Mi mamá era algo distinto. Ella no era de este mundo, o no era para este mundo. Un mundo donde los fuertes doblegan al más débil, un mundo del hombre contra el hombre, de intereses compuestos, contratos leoninos y cláusulas de aceleración.
Creo que ella había nacido para otra vida. Una vida de conversaciones desde el corazón, de conmoverse junto al otro: una vida de amistades que trascienden años y distancias. Donde el perdón es ejercicio de la reconciliación y no mirar para el lado. Donde tender la mano al prójimo no es lástima sino que expresión de la misericordia que Jesús sintió por la humanidad toda.
Mamá, con tu inesperada partida marco un quiebre. Trazo un abismo y paro mi vida. Elijo recordarte pescando en Conguillio, recordarte siempre de mi lado. La mamá que rememoraba con alegría sus años en Valdivia, junto a Cucho y sus compadres del alma.

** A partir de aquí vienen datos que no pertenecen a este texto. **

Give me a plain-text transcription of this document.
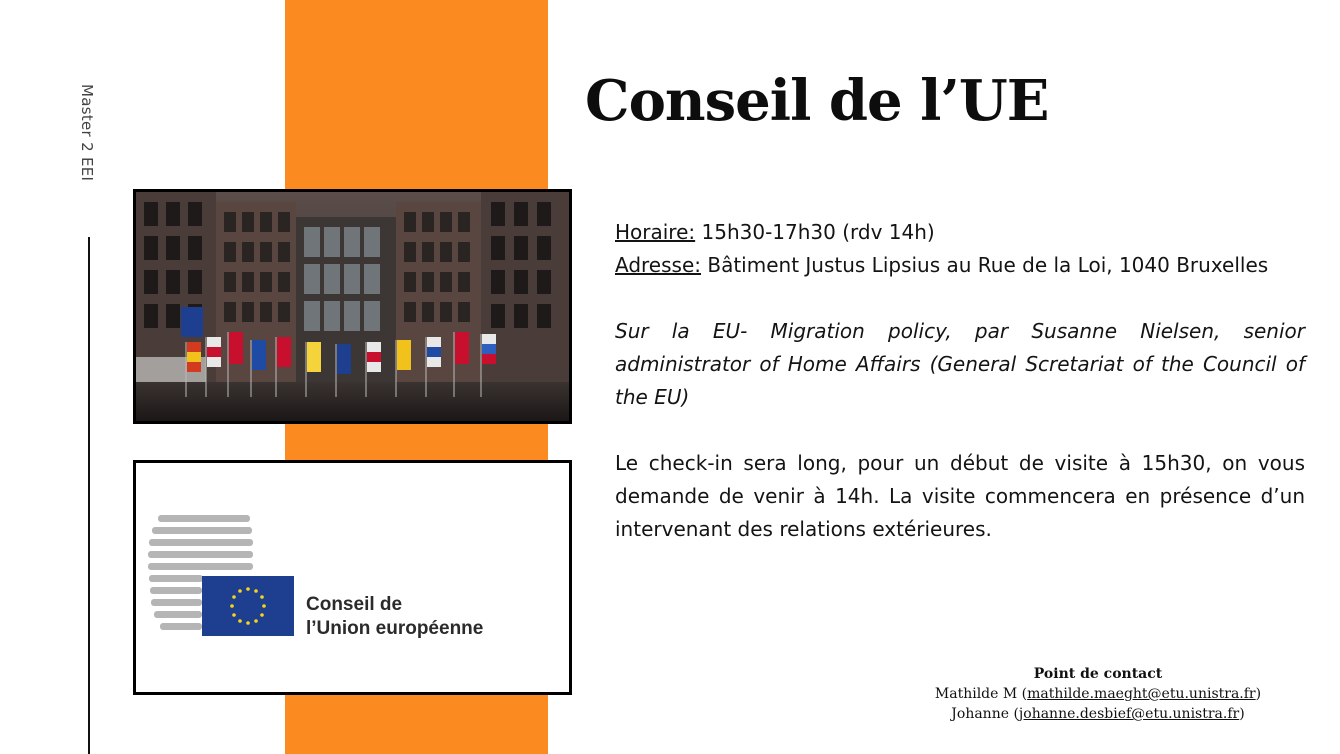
Master 2 EEI
Conseil de
l’Union européenne
Conseil de l’UE

Horaire: 15h30-17h30 (rdv 14h)

Adresse: Bâtiment Justus Lipsius au Rue de la Loi, 1040 Bruxelles

Sur la EU- Migration policy, par Susanne Nielsen, senior administrator of Home Affairs (General Scretariat of the Council of the EU)

Le check-in sera long, pour un début de visite à 15h30, on vous demande de venir à 14h. La visite commencera en présence d’un intervenant des relations extérieures.

Point de contact
Mathilde M (mathilde.maeght@etu.unistra.fr)
Johanne (johanne.desbief@etu.unistra.fr)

La mamá que leía hasta el último artículo y columna aburrida que escribí, que brillaba de felicidad solo por tener a su nieto Picho a su lado. Que tenía y compartía ataques de risa hasta el ahogo. La mamá que me calentaba la roba en la estufa antes de ir al colegio y que hizo de nuestras amistades una segunda familia. Una mujer que sentía realización y orgullo en poder sanar un animal y darle consuelo a su familia. Una devota que ejercía la fe como algo vivo que daba sentido a su vida.
Quedamos desconsolados quienes permanecemos en esta tierra y que tuvimos la suerte de sentir tu amor inagotable.
Mamá, este mundo quizá no era para ti. Pero el mundo es menos y más injusto con tu partida.